Um Kräfte zu sparen, fahren wir in wechselseitigem Windschatten. Wer von West nach Ost radelt, den treibt der Wind dagegen an. Ab und an erweist sich der Highway als baufällig, Schlaglöcher bremsen uns aus. Wann immer möglich weichen wir deshalb auf die neu geteerte Fahrbahn aus, noch nicht offiziell für den Verkehr freigegeben, aber parallel zur Hauptstraße führend. Fahrzeuge passieren uns alle paar Minuten, im Notfall ließe sich also immer Nahrung und Wasser oder eine Mitfahrgelegenheit auftreiben.
Übernachtung und Verpflegung
Wir zelten in Ortsnähe oder rollen unsere Isomatten für wenige Manat in Truckstops aus. Inmitten der Wüste zu schlafen vermeiden wir, um am nächsten Morgen ausreichend Wasser für unterwegs auftanken zu können. Meist essen wir günstig in kleinen Restaurants am Straßenrand, „Kafes“ genannt, dort sind auch Wasser, Saft und Brausen erhältlich.
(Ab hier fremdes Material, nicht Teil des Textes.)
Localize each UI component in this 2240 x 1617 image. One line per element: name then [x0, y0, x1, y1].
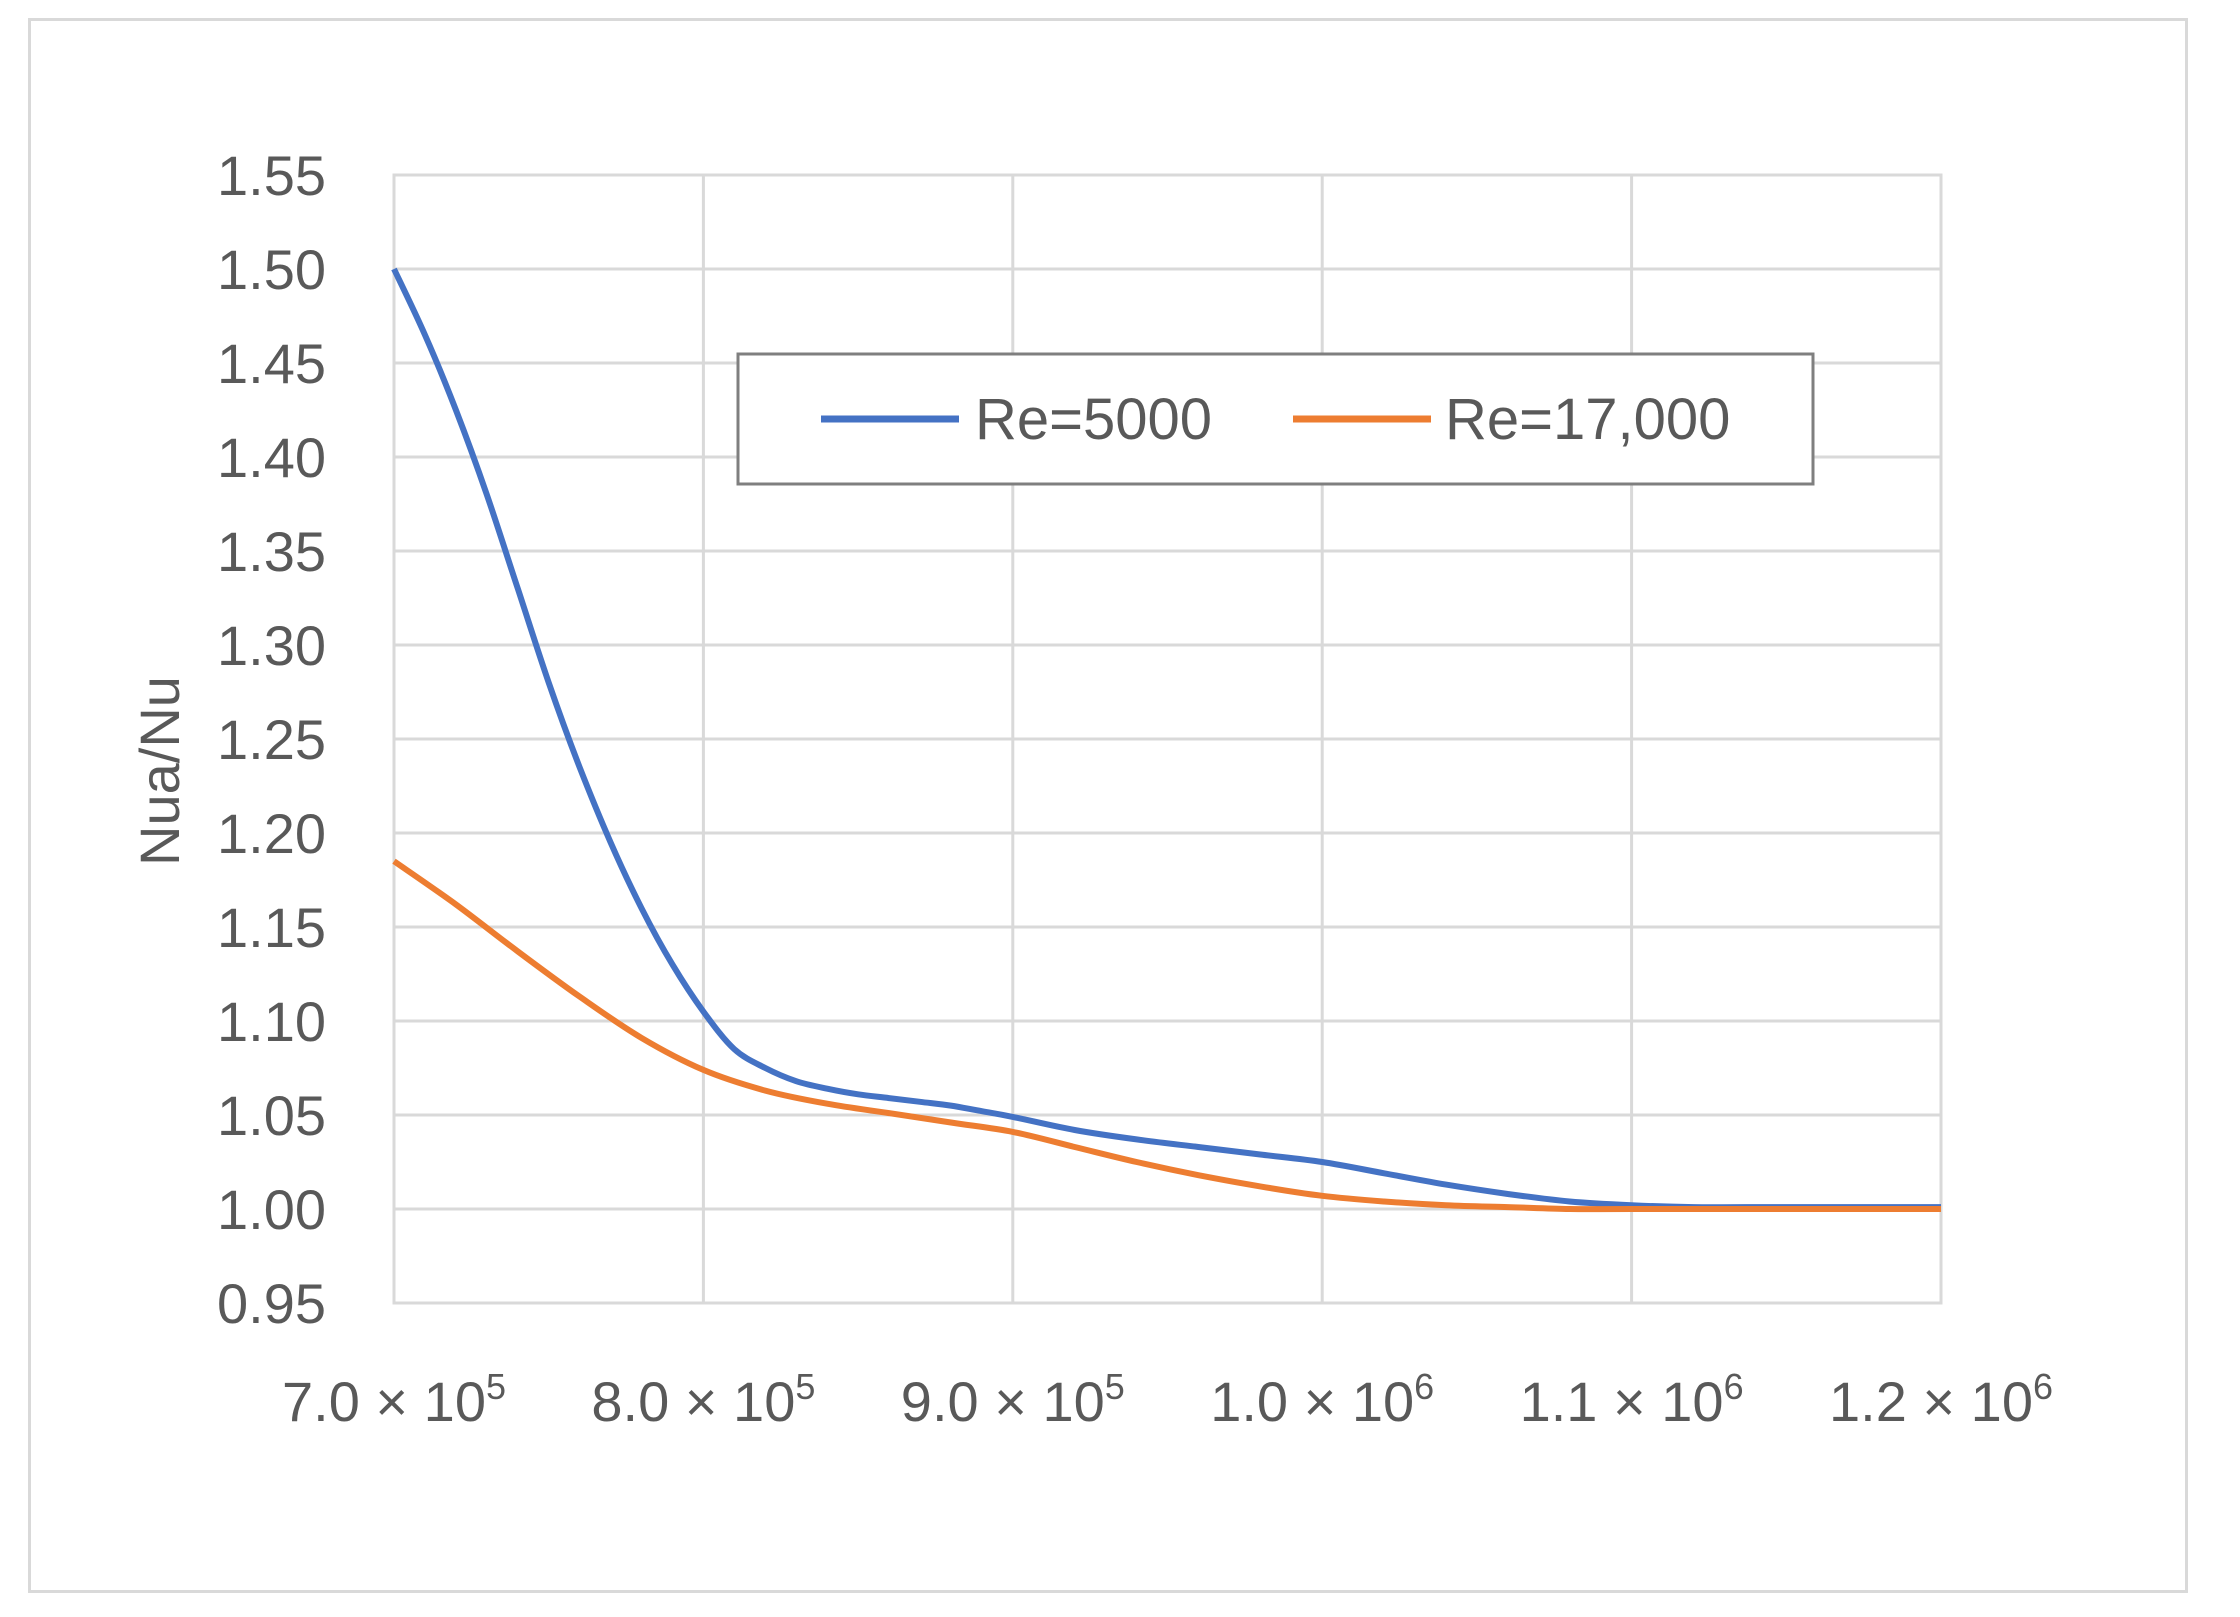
y-tick-label: 0.95: [217, 1272, 326, 1335]
y-tick-label: 1.35: [217, 520, 326, 583]
y-tick-label: 1.45: [217, 332, 326, 395]
y-tick-label: 1.20: [217, 802, 326, 865]
plot-area-border: [392, 173, 1943, 1305]
x-tick-labels: 7.0 × 105 8.0 × 105 9.0 × 105 1.0 × 106 1.1 …: [282, 1366, 2053, 1433]
y-tick-label: 1.30: [217, 614, 326, 677]
legend-label-re17000: Re=17,000: [1445, 387, 1730, 452]
y-tick-labels: 0.95 1.00 1.05 1.10 1.15 1.20 1.25 1.30 1.35 1.40…: [217, 144, 326, 1335]
x-tick-label: 9.0 × 105: [901, 1366, 1125, 1433]
y-tick-label: 1.15: [217, 896, 326, 959]
legend-label-re5000: Re=5000: [975, 387, 1212, 452]
x-tick-label: 7.0 × 105: [282, 1366, 506, 1433]
x-tick-label: 1.0 × 106: [1210, 1366, 1434, 1433]
y-tick-label: 1.40: [217, 426, 326, 489]
y-tick-label: 1.55: [217, 144, 326, 207]
y-tick-label: 1.50: [217, 238, 326, 301]
series-line-re5000: [391, 267, 1941, 1211]
chart-frame: 0.95 1.00 1.05 1.10 1.15 1.20 1.25 1.30 1.35 1.40…: [28, 18, 2188, 1593]
y-tick-label: 1.25: [217, 708, 326, 771]
y-tick-label: 1.00: [217, 1178, 326, 1241]
x-tick-label: 1.1 × 106: [1520, 1366, 1744, 1433]
y-axis-title: Nua/Nu: [128, 676, 191, 866]
y-tick-label: 1.05: [217, 1084, 326, 1147]
series-layer: [391, 267, 1941, 1213]
grid-layer: [392, 173, 1943, 1305]
series-line-re17000: [392, 858, 1941, 1213]
legend: Re=5000 Re=17,000: [736, 352, 1815, 486]
y-tick-label: 1.10: [217, 990, 326, 1053]
chart-svg: 0.95 1.00 1.05 1.10 1.15 1.20 1.25 1.30 1.35 1.40…: [128, 144, 2053, 1433]
x-tick-label: 1.2 × 106: [1829, 1366, 2053, 1433]
x-tick-label: 8.0 × 105: [591, 1366, 815, 1433]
Wasser geben uns zudem die Polizisten der unzähligen Kontrollposten mit auf den Weg.
Als Daniel zu Beginn zu wenig trinkt, erleidet er einen Schwächeanfall, anschließend sind wir achtsamer und trinken nach festem Zeitplan: etwa 1 l Wasser pro 20 Fahrkilometer. Da uns die Grenzpolizisten verbieten, nach Sarakhs einzubiegen, essen wir im etwas versteckten Truckstop neben der ersten Tankstelle nach dem Grenzübertritt, danach kommt lange nichts. Zwischen Repetek und Ucajy (60 km) besteht keinerlei Verpflegungsmöglichkeit.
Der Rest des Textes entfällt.